Tuesday, October 20, 2009

Spare the Rod and Spoil the Pitch

by Jack Craib, New Rep Reviewer

Mamet. Hollywood. Power. Ruthlessness. Moral decay. Male bonding. Serial Swearing. Staccato dialogue. Got it.

New Rep’s current offering of David Mamet’s “Speed-the-Plow” comes with some interesting Broadway baggage. Both the original 1988 production and the recent 2008 version are famous, or infamous, for their casting choices, Madonna in the former (almost universally panned) and Jeremy Piven in the latter (supposedly done in by some suspect sushi). The star of most Mamet works, however, is Mamet, with his idiosyncratic rhythm of speech. This time around, with some three dozen screenplays to his credit, he has the street cred to write about turf he knows all too well. His title comes from an old saying that work produces wealth, therefore may God speed the proverbial plow for a swift and profitable harvest. How his characters plan to cultivate proposed movie projects is the crux of the play.

This short work features three characters in three scenes. Bobby Gould (Robert Pemberton), head of production at a film studio, and Charlie Fox (Gabriel Kuttner), a producer, have been friends since their days in the mail room. Charlie, a self-described whore, in the best-written and most complex role (Ron Silver won a Tony in the original and Raul Esparza was nominated in the revival), views movies as a business and believes in success at all costs. It is his pitch for a screenplay he temporarily represents that initiates conflict, and he repeatedly notes that he could easily have “crossed the street” (that is, pitched to another studio) with his project. Bobby, also a self-described whore, states that money isn’t everything; he wants to make a difference in the world. Karen (Aimee Doherty) is the literal whore willing to do whatever it takes to be a player, in the least interesting role. This is nothing new for Mamet, whose focus in previous works such as “American Buffalo“ and the Pulitzer-winning “Glengarry Glen Ross” is clearly the issue of male friendships and bromance; his female characters are often marginalized or objectified.

This cast nails the pace and the cynicism neatly. Kuttner gets the lion’s share of the best lines and makes the most of them, while Pemberton’s reactions are priceless. The problem is the character of Karen, and, while Doherty does about as well as one could with the role, it’s as shallow as the character she plays. Her biggest scene lacks the pacing of the rest of the work and spends way too much time getting to a point that is telegraphed much earlier; it’s almost as though it’s from another play. It’s not the fault of the actors, but of Mamet, who doesn’t acknowledge that a woman might be the verbal equal of the men. This may have been credible in 1988, but in today’s Hollywood, with several female studio heads, it’s a bit dated.

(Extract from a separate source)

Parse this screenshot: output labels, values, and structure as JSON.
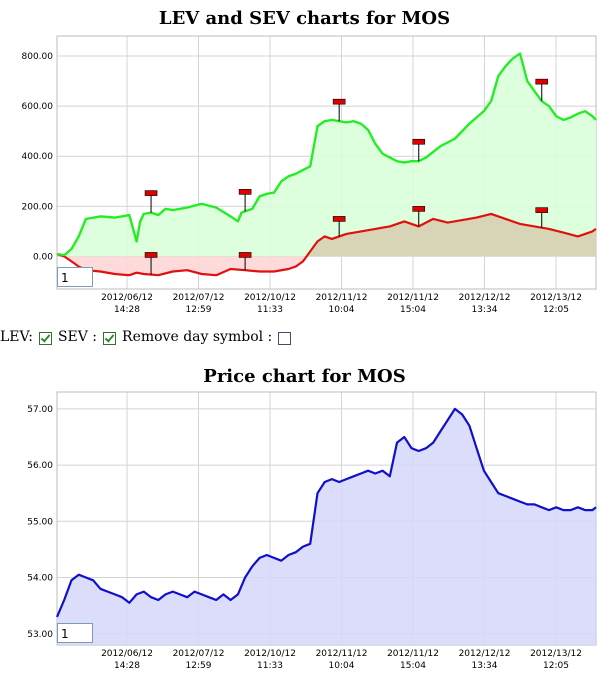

Nonetheless, Director Robert Walsh does a splendid job of verbal choreography. On the technical side, the set works very well and the costumes are spot on (Bobby rumpled, Charlie buttoned-down, Karen chameleon-like), but the lighting too often puts the actors literally in the dark.

Art and idealism may not triumph over commerce, but the process provides a great deal of hysterically funny writing. Mamet surely doesn’t spare the rod in portraying the movie culture. As Charlie puts it, “They’re only words unless they’re true”.